Kalathappam is a traditional sweet snack from the Malabar region. This traditional recipe seems ridiculously simple, and tastes delicious. It is also known as “Cooker Cake” as pressure cookers are the utensil of choice to bake this cake in. Rice and jaggery makes up the body of this cake with onions, cardamom, and coconut creating the exotic flavors. The first time I tasted this I was intrigued. One of those dishes that I had to have the the recipe of, not to mention that this was the first time I had seen onions (of any kind) in a desert.
Often times I get requests for egg free versions of my bakes. For all those looking for vegan, eggless, or gluten free desert or snacks this is a must try. No guess work or substitutions, this recipe is a star on its own.
The sweetener is jaggery, the raw evaporated sugar cane juice. If you prefer, you can make make this recipe with sugar and a tablespoon of molasses, but I like the traditional dark jaggery flavors. You can make it using ghee or coconut oil , though most cooks I know use a mix of both. Ghee for its high smoking point and coconut oil for its flavors.
The recipe starts by soaking and grinding raw rice. I would recommend using the raw rice , as I have had mixed results with the rice flour. Any of the popular south Indian rices – jeera, sona Masoori, Kolam etc – can be used in this recipe. Wash well and soak the rice in plenty of water for 1 hour. Rise again and drain.
Mix the grated jaggery with about 1/4 C water and stir well to dissolve. Warm the mix a little to help dissolve fully. Place the drained rice, jaggery water , cardamom seeds, and the cooked rice in a blender bowl. Grind to a smooth paste. Once the mix is partially ground add a little more water to help the process along. Grind to a smooth paste and add enough water to make a batter of pouring consistency. The goal is to make a batter the consistency of Dosa or Crepe batter.
Add a pinch of salt and baking soda to the batter and pulse a few times to mix well. Set aside.
Heat a heavy bottomed pan (like a cast iron dutch oven) or pressure cooker and add the oil. Swirl the pan to coat the sides with oil. Slice the onions and coconut into thin pieces. When the oil is hot add the coconut pieces and stir fry for a minute. Keep the heat on medium high, enough to keep the oil hot but not smoking. Add the sliced onion to this mix and stir fry till brown. Remove half the onions and coconut pieces from the pan. Keeping the pan back on hot stove, pour batter in. The fried pieces rise up. Sprinkle the reserved pieces on top. Cover with the lid and cook on high for 2 minutes. Lower the flame and cook covered for 15 minutes .
The timing is of essence. 15 minutes work well if the batter covers the pan by about 1″ thickness. Since this is done on stove top, temperature controls can not be as fine tuned as in the oven. The time and temperature in this case is for standard kitchen stove burners. I would not recommend using the low (simmer) burners or the high heat (stir fry) burners in this case. The lower output burners do not allow the cake to rise properly resulting in a gummy , dense texture while the high output burners burns the bottom easily. When in doubt check to see if the cake is done in 10 minutes.
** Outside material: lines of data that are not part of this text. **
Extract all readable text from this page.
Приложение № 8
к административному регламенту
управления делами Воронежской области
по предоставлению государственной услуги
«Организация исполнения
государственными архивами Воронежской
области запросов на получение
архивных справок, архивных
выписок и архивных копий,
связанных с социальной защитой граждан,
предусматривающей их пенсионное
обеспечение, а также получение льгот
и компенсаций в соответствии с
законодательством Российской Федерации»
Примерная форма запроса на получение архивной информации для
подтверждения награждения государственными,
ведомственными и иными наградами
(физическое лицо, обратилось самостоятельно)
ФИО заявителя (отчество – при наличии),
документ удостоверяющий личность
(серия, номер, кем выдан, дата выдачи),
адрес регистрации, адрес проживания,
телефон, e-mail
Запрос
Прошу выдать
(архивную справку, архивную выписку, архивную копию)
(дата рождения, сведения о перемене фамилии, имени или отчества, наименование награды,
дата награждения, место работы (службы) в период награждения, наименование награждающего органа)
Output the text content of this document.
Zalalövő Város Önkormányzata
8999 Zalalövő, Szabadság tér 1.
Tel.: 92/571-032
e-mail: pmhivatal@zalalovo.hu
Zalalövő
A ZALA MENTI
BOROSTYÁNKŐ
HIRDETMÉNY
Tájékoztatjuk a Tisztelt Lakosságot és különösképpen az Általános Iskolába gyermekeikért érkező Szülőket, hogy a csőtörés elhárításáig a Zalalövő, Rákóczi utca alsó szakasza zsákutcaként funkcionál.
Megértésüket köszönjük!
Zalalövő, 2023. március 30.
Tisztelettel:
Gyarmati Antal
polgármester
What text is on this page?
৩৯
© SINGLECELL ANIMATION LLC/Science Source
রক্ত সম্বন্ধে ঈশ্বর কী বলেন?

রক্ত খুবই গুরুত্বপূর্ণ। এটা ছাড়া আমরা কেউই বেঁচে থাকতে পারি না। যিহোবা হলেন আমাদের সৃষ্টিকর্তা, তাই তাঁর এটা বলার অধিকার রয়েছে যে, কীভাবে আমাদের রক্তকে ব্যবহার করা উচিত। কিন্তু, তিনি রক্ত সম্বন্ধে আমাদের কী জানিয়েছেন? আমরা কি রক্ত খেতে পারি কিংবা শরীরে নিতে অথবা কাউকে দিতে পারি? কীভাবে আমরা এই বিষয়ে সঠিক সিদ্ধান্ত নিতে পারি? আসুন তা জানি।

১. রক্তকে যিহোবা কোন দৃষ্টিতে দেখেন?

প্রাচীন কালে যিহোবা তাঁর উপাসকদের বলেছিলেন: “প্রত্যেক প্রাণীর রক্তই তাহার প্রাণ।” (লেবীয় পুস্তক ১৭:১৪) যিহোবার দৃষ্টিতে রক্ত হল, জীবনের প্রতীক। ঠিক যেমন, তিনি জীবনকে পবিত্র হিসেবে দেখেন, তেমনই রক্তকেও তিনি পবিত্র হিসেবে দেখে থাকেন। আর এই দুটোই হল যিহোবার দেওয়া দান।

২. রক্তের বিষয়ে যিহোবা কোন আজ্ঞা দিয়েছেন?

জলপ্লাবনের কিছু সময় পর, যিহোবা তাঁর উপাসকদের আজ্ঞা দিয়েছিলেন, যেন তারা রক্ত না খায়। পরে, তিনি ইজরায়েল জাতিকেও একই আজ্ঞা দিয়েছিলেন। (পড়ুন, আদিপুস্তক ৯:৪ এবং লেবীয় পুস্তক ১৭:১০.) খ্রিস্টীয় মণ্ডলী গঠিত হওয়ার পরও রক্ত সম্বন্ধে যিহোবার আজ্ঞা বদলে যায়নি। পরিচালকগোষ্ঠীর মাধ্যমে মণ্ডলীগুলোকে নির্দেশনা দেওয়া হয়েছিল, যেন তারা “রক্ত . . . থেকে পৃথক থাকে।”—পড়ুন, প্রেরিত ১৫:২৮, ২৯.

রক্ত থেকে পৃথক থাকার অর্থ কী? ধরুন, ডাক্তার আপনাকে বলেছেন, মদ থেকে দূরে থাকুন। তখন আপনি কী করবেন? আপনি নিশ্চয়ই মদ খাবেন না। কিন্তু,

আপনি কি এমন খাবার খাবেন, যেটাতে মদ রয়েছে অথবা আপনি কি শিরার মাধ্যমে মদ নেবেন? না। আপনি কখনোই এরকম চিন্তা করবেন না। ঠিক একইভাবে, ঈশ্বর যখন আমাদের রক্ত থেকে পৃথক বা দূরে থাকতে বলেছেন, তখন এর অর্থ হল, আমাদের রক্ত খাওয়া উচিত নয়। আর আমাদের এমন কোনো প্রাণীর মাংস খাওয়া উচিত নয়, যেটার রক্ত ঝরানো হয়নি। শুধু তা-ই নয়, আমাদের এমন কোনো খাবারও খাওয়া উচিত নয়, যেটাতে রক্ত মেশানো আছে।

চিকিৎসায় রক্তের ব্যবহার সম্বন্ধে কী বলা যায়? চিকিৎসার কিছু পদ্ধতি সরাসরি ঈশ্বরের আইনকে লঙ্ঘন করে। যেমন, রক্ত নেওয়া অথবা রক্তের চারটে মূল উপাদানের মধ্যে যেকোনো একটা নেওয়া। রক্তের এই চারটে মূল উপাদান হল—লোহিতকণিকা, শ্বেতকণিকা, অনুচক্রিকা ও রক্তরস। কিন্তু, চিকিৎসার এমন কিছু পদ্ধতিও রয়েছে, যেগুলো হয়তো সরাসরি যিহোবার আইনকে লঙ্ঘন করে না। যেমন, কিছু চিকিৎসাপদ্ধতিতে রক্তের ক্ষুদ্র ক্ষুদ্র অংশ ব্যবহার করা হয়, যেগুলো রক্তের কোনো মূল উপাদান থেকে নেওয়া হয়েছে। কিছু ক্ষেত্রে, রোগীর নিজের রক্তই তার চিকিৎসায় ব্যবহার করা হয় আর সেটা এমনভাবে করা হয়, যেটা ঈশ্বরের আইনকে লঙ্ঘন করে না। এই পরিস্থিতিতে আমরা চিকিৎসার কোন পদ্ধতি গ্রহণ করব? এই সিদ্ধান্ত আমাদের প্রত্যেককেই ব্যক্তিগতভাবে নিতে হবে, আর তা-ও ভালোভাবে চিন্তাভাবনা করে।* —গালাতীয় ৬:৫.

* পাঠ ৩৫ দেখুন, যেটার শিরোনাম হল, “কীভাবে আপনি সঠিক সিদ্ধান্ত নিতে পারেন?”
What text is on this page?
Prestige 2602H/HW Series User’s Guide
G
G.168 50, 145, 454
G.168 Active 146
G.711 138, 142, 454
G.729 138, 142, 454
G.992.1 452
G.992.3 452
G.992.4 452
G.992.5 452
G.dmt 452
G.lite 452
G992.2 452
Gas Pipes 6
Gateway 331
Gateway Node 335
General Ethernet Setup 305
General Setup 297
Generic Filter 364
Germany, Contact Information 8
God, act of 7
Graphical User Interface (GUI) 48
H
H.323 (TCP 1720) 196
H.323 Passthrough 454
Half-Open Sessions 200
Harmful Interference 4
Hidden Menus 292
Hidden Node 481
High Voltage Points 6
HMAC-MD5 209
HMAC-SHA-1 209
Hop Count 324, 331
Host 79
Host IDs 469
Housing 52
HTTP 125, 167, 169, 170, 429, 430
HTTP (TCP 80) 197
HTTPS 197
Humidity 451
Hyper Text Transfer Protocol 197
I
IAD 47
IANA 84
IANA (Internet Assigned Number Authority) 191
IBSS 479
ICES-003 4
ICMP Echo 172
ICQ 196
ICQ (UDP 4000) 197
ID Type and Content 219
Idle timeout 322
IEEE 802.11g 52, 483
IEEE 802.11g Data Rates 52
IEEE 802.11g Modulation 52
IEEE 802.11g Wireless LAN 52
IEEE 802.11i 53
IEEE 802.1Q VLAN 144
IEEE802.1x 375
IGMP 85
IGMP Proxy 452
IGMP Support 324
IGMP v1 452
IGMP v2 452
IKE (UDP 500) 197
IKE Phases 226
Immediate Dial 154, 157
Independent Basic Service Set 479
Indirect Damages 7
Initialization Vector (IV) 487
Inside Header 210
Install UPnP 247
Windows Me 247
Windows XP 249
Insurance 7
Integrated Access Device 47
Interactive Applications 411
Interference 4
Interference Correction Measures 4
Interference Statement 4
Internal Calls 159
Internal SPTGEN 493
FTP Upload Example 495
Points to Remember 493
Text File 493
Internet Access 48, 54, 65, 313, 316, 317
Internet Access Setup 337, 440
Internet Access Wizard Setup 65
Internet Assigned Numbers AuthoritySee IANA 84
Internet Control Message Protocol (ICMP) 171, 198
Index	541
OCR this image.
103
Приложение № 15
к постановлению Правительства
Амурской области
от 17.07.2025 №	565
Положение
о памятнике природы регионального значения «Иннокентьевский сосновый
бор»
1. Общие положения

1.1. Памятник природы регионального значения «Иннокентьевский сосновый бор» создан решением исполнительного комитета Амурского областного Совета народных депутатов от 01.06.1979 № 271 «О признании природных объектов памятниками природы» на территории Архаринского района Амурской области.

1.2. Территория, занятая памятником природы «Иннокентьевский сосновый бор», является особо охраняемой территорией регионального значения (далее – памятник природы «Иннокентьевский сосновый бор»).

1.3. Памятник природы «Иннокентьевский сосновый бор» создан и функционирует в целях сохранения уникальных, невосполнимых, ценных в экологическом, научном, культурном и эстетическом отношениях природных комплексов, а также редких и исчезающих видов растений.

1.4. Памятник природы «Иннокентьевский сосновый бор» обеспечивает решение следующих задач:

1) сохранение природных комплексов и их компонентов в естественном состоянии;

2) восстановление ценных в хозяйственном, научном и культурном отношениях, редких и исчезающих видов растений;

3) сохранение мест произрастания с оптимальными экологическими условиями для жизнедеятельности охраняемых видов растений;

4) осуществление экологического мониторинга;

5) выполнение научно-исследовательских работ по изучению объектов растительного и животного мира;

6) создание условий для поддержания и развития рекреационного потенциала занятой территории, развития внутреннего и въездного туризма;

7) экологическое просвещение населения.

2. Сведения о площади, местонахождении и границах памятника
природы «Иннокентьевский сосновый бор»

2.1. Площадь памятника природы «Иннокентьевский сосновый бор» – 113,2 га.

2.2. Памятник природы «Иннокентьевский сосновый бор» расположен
Insert a skewer to the center of the cake and pull it back. If the cake is done the skewer will come out clean. If possible try to do this without opening the lid. If the cake is not ready cook for an extra 3 to 5 minutes over low heat. Remove from the stove and let cool in the pan for 20 minutes. Transfer to a serving dish slice and serve !!
The first time I got this recipe was from a friend’s mom. It took a few (or close to 20 !) trials and errors before I could get the texture right. But once you get the proportions right it is pretty much effortless. A perfect cake for those summer days when one does not want to heat up the whole house by turning on the oven . Here are a few tips to help you to get the texture right .
- Use a heavy bottomed pan.
- Do not skimp on oil, though you can reduce it by 25% easily.
- Use any good quality raw rice except glutenous or sticky rice.
- Use a shallow pan , about 4 to 6 ” in depth and no taller.
- Pour the batter into very hot pan with the oil just below its smoking point.
- Do not pour the batter for more than 1″ thickness.
- Burners vary in heat output. Use a standard home burner.